Mas LUX não é feito apenas de grandiosidade. “La Perla” devolve Rosalía à terra para um retrato ferino de masculinidade tóxica: “La decepción local, rompecorazones nacional” (Decepção local, destruidor de corações nacional). A canção opera como catarse, humor afiado e ajuste de contas.
Em seguida, “Mundo Nuevo” e “De Madrugá” trabalham o desencanto e a vingança como forças espirituais. A madrugada, lugar de transição e de presságio, serve como espaço ritual para repactuar com as próprias sombras: “La cruz en el pecho calibra mi cuerpo / Para desquitarme yo tengo derecho” (A cruz no meu peito calibra meu corpo / Eu tenho o direito de me vingar).
Se Deus está em toda parte, em “Dios es un Stalker” Ele aparece não como divindade protetora, mas como obsessão, sombra, vigilância. Rosalía vira o jogo e encarna um Deus ciumento, invasivo — e é brilhante ao fazer isso sem perder o humor sinistro.
O álbum ganha novo fôlego em “La Yugular”, uma das composições mais literárias e delirantes que Rosalía já escreveu. O longo verso sobre escalas — “Yo quepo en el mundo / Y el mundo cabe en mí…” (Eu me encaixo no mundo / E o mundo se encaixa em mim…) — é um poema cosmogônico sobre a expansão do amor e da identidade até o limite do infinito.

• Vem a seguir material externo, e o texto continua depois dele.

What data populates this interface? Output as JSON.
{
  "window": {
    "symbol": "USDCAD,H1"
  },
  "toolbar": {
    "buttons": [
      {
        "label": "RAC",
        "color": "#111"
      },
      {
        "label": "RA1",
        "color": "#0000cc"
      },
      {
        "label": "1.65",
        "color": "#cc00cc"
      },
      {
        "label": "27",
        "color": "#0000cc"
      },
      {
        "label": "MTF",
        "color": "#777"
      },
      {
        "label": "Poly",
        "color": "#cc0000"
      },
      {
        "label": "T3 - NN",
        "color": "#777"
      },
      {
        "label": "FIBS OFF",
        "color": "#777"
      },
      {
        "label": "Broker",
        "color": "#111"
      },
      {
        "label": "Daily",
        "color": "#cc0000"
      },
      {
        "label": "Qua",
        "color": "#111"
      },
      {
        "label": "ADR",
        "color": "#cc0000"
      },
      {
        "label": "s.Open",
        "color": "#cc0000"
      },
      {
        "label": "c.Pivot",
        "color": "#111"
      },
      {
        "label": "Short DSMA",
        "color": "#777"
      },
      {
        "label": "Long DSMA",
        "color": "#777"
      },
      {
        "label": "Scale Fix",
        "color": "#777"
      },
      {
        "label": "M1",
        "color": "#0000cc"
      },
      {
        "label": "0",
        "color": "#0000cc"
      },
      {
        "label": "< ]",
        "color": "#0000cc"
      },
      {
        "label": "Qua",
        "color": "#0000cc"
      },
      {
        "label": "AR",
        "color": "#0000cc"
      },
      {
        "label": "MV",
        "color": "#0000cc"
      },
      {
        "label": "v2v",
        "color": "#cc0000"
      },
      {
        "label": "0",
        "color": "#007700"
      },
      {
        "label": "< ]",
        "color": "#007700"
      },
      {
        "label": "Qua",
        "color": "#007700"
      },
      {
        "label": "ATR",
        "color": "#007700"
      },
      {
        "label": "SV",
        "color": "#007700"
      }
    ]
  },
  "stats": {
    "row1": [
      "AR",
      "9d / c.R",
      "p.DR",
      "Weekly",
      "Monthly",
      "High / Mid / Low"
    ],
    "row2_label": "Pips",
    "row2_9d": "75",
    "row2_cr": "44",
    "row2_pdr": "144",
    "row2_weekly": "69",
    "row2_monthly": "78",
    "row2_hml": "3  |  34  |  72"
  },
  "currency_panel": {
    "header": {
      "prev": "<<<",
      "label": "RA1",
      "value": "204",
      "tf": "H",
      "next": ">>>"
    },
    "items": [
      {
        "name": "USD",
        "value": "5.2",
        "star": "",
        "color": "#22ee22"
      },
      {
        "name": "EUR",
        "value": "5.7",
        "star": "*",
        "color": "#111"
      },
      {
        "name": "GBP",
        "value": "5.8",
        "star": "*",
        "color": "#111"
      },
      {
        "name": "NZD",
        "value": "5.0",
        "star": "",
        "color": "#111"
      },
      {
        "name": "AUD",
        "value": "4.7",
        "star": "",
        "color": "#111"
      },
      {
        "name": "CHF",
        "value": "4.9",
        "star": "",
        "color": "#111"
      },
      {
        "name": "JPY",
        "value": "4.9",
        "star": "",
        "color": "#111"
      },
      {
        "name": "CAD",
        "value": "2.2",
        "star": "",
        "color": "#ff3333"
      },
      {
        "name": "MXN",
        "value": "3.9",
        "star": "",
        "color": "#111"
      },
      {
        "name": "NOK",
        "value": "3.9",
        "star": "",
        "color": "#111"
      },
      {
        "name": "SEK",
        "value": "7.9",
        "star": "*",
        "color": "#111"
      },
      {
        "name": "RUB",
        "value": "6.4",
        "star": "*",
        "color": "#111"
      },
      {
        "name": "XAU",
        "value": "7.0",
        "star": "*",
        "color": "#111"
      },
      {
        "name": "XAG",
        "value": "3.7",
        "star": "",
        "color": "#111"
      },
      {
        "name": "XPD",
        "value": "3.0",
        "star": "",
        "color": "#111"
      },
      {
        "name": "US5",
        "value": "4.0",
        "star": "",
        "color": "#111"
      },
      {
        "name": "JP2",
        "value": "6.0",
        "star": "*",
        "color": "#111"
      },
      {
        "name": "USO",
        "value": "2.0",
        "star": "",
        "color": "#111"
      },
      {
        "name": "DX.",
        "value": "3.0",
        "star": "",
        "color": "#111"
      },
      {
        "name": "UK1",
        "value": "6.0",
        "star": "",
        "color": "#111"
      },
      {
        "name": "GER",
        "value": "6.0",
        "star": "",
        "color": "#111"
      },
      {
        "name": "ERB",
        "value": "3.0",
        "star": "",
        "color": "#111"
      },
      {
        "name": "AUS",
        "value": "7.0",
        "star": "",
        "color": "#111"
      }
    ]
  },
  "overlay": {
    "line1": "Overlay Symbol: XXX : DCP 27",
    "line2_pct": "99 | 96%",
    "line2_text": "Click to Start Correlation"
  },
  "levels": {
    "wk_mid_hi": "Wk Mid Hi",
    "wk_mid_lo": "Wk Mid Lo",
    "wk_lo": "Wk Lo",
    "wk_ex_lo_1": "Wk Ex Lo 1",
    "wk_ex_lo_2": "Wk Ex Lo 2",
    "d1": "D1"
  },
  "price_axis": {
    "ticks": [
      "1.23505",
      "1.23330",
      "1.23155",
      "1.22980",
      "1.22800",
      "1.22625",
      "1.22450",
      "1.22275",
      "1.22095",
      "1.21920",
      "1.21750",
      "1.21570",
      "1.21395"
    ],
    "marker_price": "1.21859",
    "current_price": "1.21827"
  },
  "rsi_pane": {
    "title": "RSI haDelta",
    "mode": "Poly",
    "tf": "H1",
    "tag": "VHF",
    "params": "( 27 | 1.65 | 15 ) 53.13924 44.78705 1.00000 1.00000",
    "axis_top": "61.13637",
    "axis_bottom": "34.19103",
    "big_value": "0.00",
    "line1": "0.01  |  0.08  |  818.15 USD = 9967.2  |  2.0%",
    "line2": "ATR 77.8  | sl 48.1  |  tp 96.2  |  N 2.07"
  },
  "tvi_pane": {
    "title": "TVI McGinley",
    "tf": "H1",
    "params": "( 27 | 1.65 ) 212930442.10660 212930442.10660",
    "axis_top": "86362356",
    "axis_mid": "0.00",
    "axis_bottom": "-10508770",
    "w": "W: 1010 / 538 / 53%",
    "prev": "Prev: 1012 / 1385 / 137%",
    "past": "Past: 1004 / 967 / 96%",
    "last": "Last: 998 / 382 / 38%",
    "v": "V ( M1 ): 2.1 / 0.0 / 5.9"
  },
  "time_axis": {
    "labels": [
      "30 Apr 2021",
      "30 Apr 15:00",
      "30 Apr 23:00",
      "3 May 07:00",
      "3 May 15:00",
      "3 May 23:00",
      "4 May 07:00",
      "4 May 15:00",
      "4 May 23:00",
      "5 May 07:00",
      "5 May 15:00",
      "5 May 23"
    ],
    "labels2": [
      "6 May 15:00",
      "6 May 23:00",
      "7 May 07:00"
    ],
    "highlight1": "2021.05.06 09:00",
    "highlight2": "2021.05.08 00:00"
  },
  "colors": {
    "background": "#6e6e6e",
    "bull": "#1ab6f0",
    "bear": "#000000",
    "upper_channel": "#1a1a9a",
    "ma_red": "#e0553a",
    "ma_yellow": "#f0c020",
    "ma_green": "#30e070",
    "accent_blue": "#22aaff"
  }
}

Em “Sauvignon Blanc”, a renúncia ao luxo (ironia sempre presente, dado o título do álbum) é usada como gesto espiritual. “Mis Jimmy Choo yo las tiraré” (Vou jogar fora meus Jimmy Choos – grife britânica de sapatos de luxo) sinaliza não apenas abandono material, mas limpeza do excesso emocional.
O disco então alcança seu trecho mais humano e luminoso: “La Rumba del Perdón”, que traduz perdão como arma, ritual e redenção — mesmo diante de traições, sumiços e crimes. Rosalía transforma a moralidade em festa, celebrando a possibilidade de liberar o peso da mágoa.
“Memória” reprime o épico para abrir espaço ao íntimo: o medo do esquecimento, da dissolução da identidade, da morte simbólica. Com Carminho, Rosalía chega ao ponto mais vulnerável do álbum: “Quando eu morrer, peço só não esquecer o que vivi”.
O ciclo se encerra com “Magnolias”, um cortejo fúnebre e galáctico, onde Rosalía agradece à vida até por suas navalhadas. “Dios desciende y yo asciendo / Nos encontramos en el medio” (Deus desce e eu ascendo / Nos encontramos no meio): no encontro entre céu e carne, ela finalmente encontra descanso. A que renasce no fim do álbum é outra, mais leve, mais pó, mais estrela.
LUX exige esforço, mas recompensa com amplitude. Não se trata de um álbum para consumo imediato; é para se atravessar. Rosalía não quer que o ouvinte relaxe — quer que ele ascenda com ela. No fim, o disco prova que a arte pop ainda pode ser terreno de risco, beleza e transcendência. E confirma que Rosalía, longe de qualquer algoritmo, segue construindo uma obra que não se explica: se experimenta.